Security doesn’t have to be intimidating to be effective

I got into a conversation the other day about physical security, basing the physical security of a particular facility. “You have to sign in when you enter. Well laddy da!”

Actually, there are times where that’s completely appropriate. But they actually missed something, too. The facility they were making fun of has a locked door and a log.

Here’s the thing. There’s no need to erect an 8-foot fence with serpentine wire and armed guards to keep your dog in your back yard. It’s overkill. And those same measures are overkill to keep someone from stealing my 32-inch flat-panel TV.

Appropriate security measures aren’t difficult to figure out. You figure out the replacement cost of what you’re protecting. Then you put in enough security to make sure it costs one penny more to steal that from you. Or if you want to go the extra mile and have the budget, perhaps one dollar more.

Because then they won’t steal it from you. They’ll either steal it from someone who doesn’t have adequate security measures in place, or they’ll buy it legitimately. Either way, it’s no longer your problem.

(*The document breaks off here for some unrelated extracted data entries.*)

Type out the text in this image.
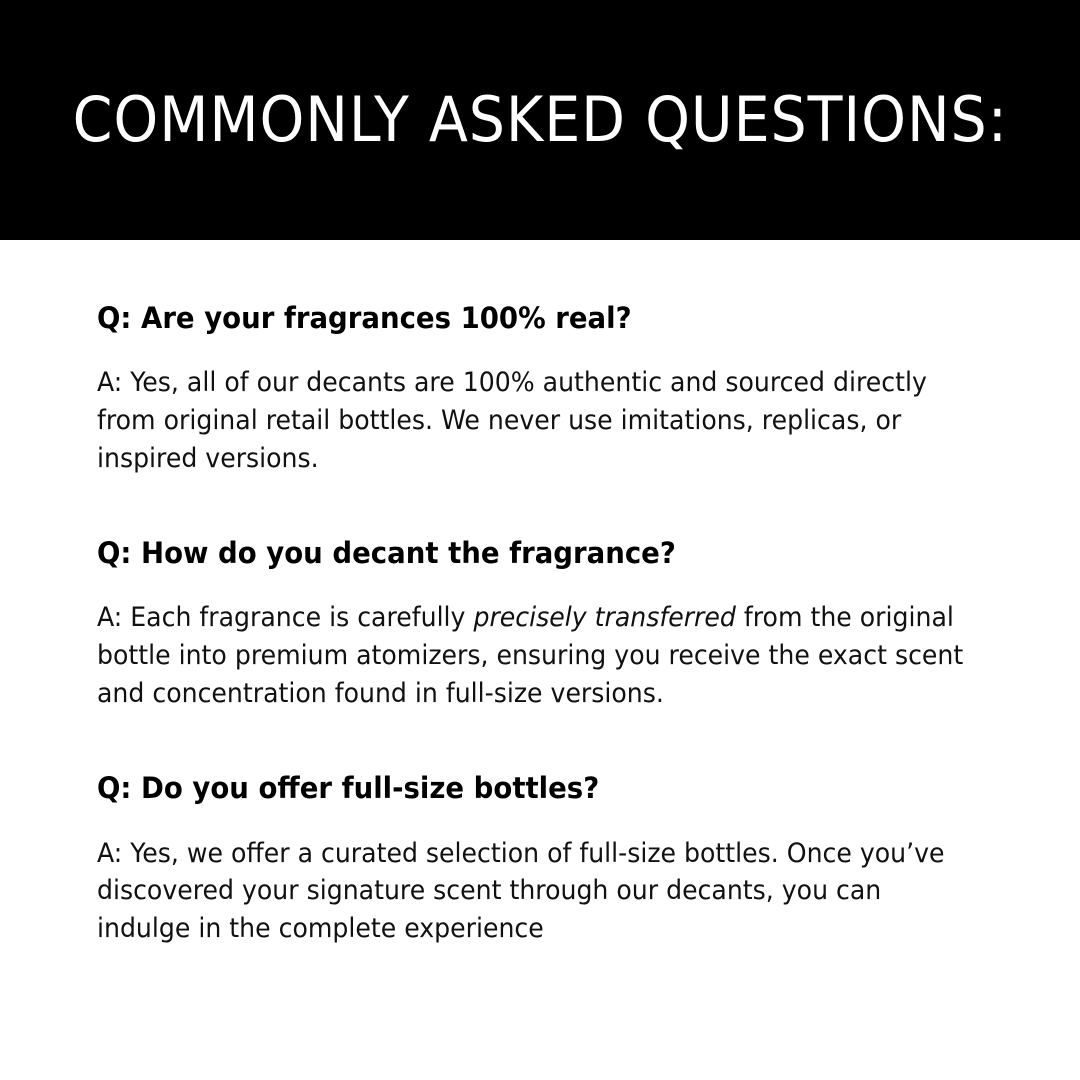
COMMONLY ASKED QUESTIONS:

Q: Are your fragrances 100% real?

A: Yes, all of our decants are 100% authentic and sourced directly from original retail bottles. We never use imitations, replicas, or inspired versions.

Q: How do you decant the fragrance?

A: Each fragrance is carefully precisely transferred from the original bottle into premium atomizers, ensuring you receive the exact scent and concentration found in full-size versions.

Q: Do you offer full-size bottles?

A: Yes, we offer a curated selection of full-size bottles. Once you’ve discovered your signature scent through our decants, you can indulge in the complete experience
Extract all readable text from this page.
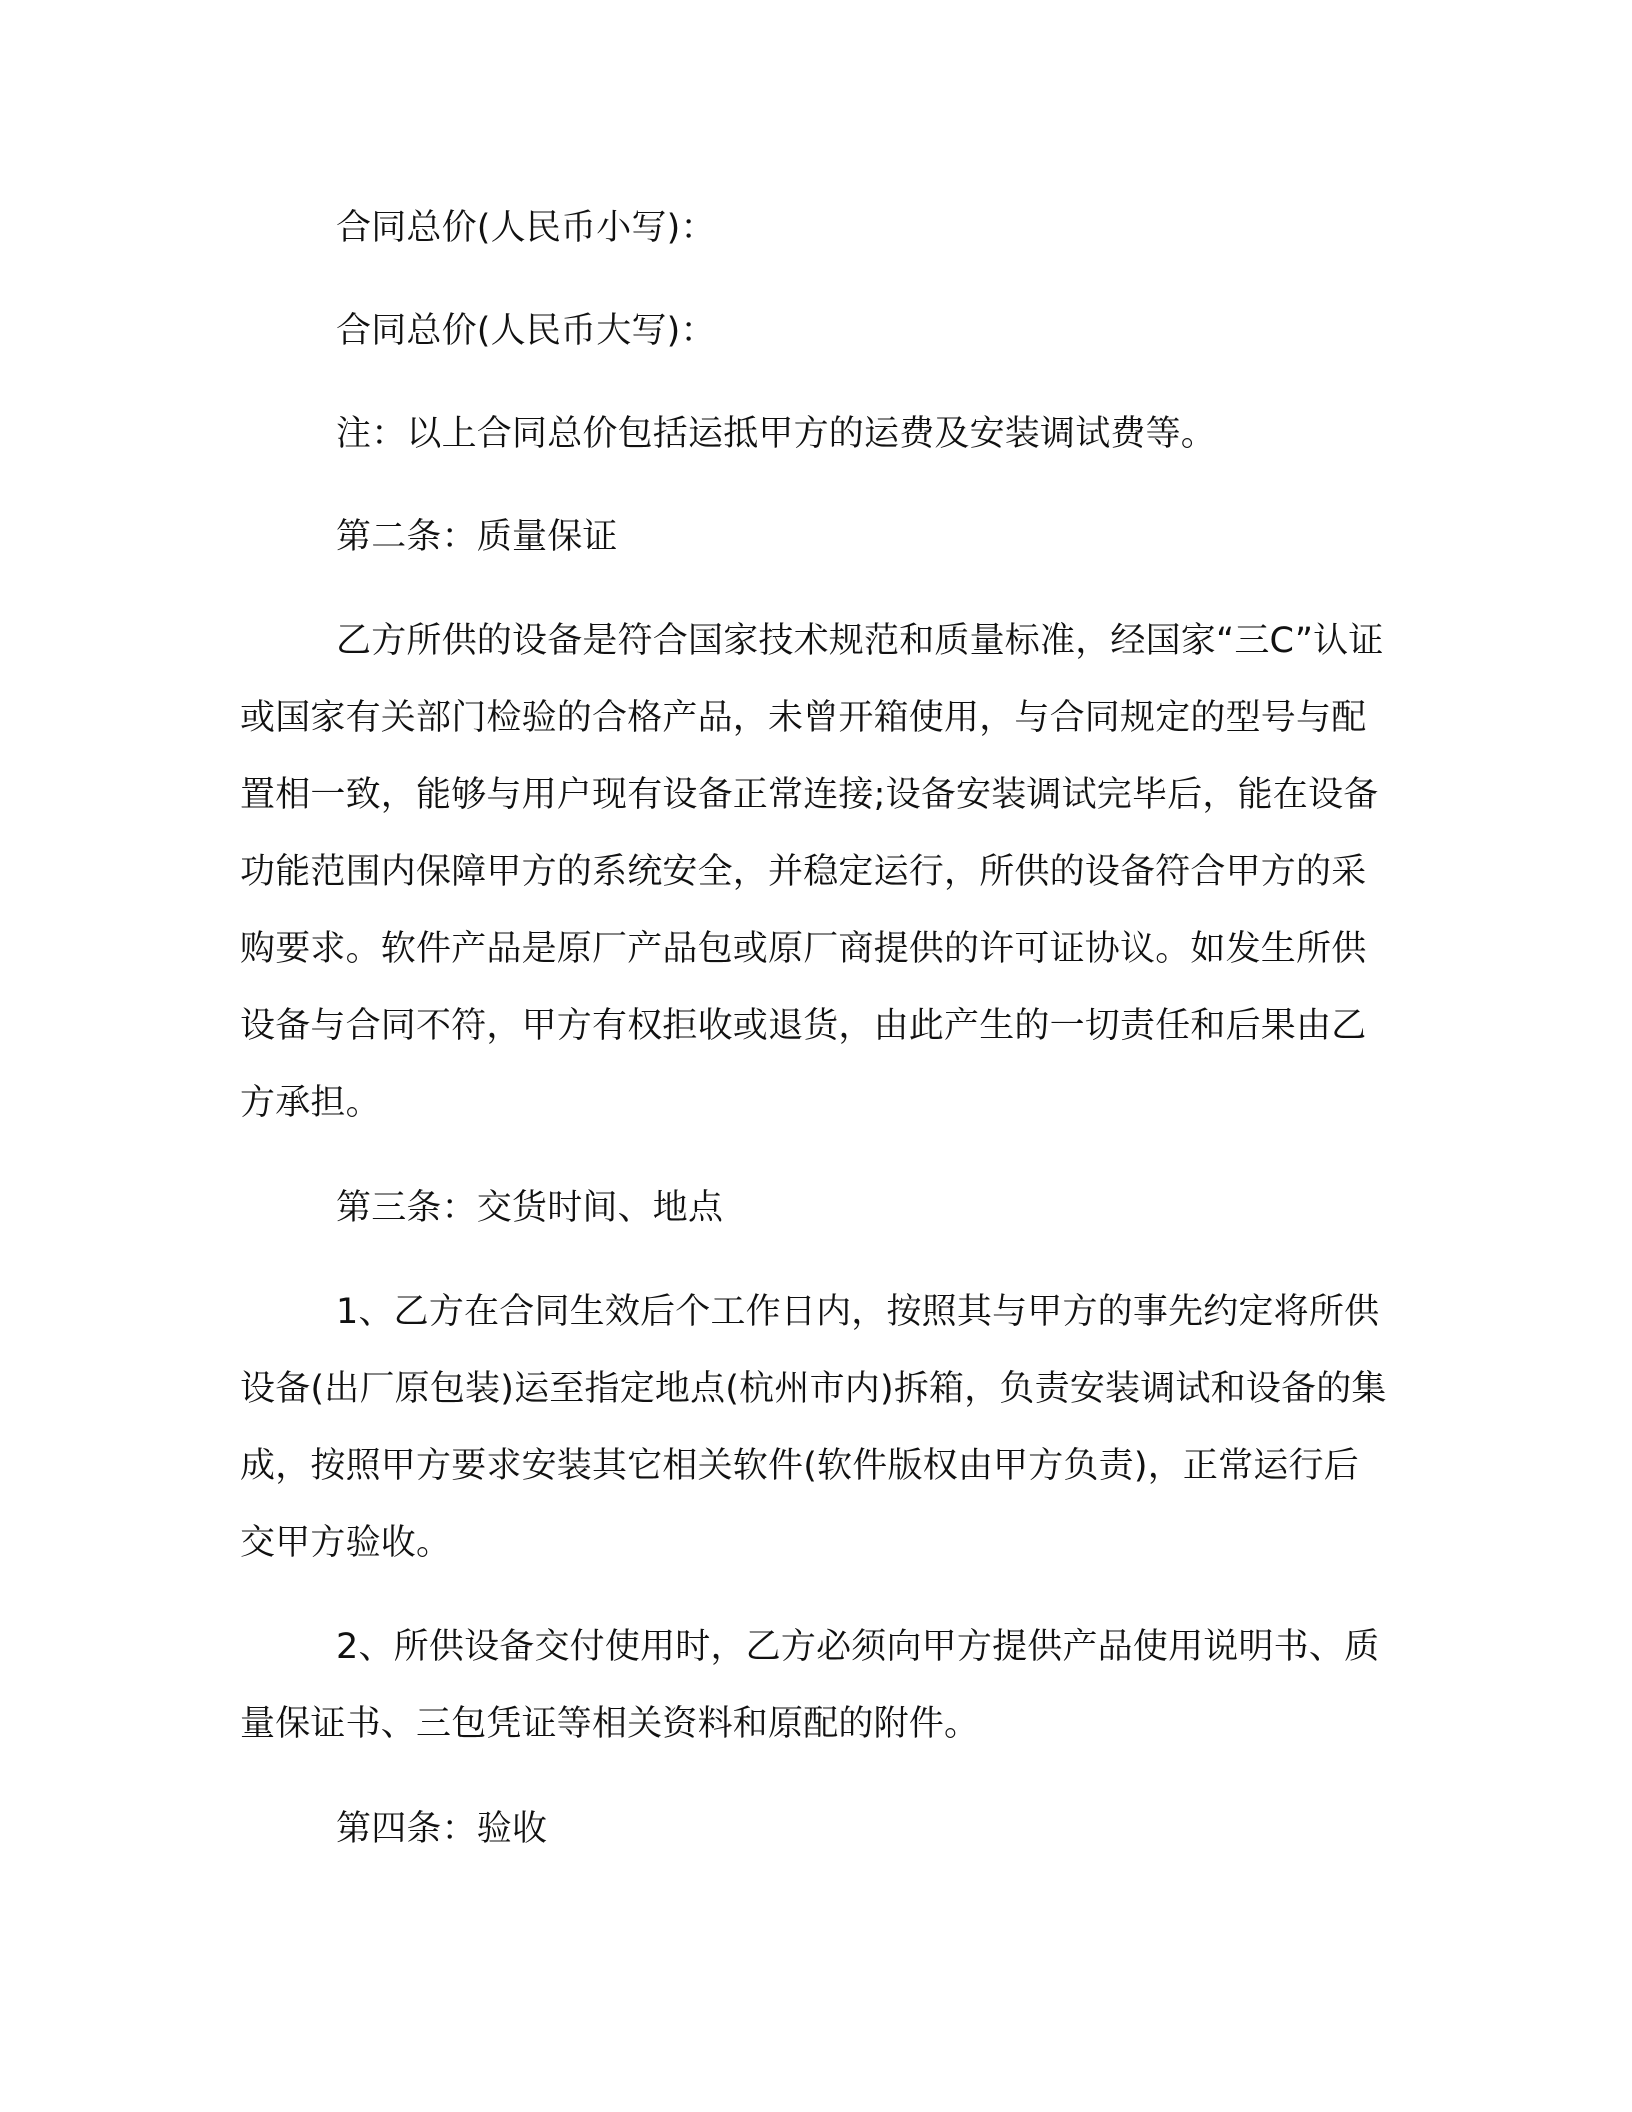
合同总价(人民币小写)：

合同总价(人民币大写)：

注：以上合同总价包括运抵甲方的运费及安装调试费等。

第二条：质量保证

乙方所供的设备是符合国家技术规范和质量标准，经国家“三C”认证或国家有关部门检验的合格产品，未曾开箱使用，与合同规定的型号与配置相一致，能够与用户现有设备正常连接;设备安装调试完毕后，能在设备功能范围内保障甲方的系统安全，并稳定运行，所供的设备符合甲方的采购要求。软件产品是原厂产品包或原厂商提供的许可证协议。如发生所供设备与合同不符，甲方有权拒收或退货，由此产生的一切责任和后果由乙方承担。

第三条：交货时间、地点

1、乙方在合同生效后个工作日内，按照其与甲方的事先约定将所供设备(出厂原包装)运至指定地点(杭州市内)拆箱，负责安装调试和设备的集成，按照甲方要求安装其它相关软件(软件版权由甲方负责)，正常运行后交甲方验收。

2、所供设备交付使用时，乙方必须向甲方提供产品使用说明书、质量保证书、三包凭证等相关资料和原配的附件。

第四条：验收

Security needs to be effective, yes. But if security isn’t affordable, people will just go without. And too much security is off-putting. Putting prison-grade security, with a gate and guards armed with assault rifles, surrounded by an 8′ wall with serpentine wire around the top would make it at least a little more difficult to shoplift. But who wants to shop (or work) in a facility that feels like a prison?

So, is the security those people were making fun of effective? I’ll answer that with another question: When was the last time something was stolen out of that facility? Judging from what people leave sitting out, either a very long time ago, or never.

So it sounds to me like that door and the log are doing their job.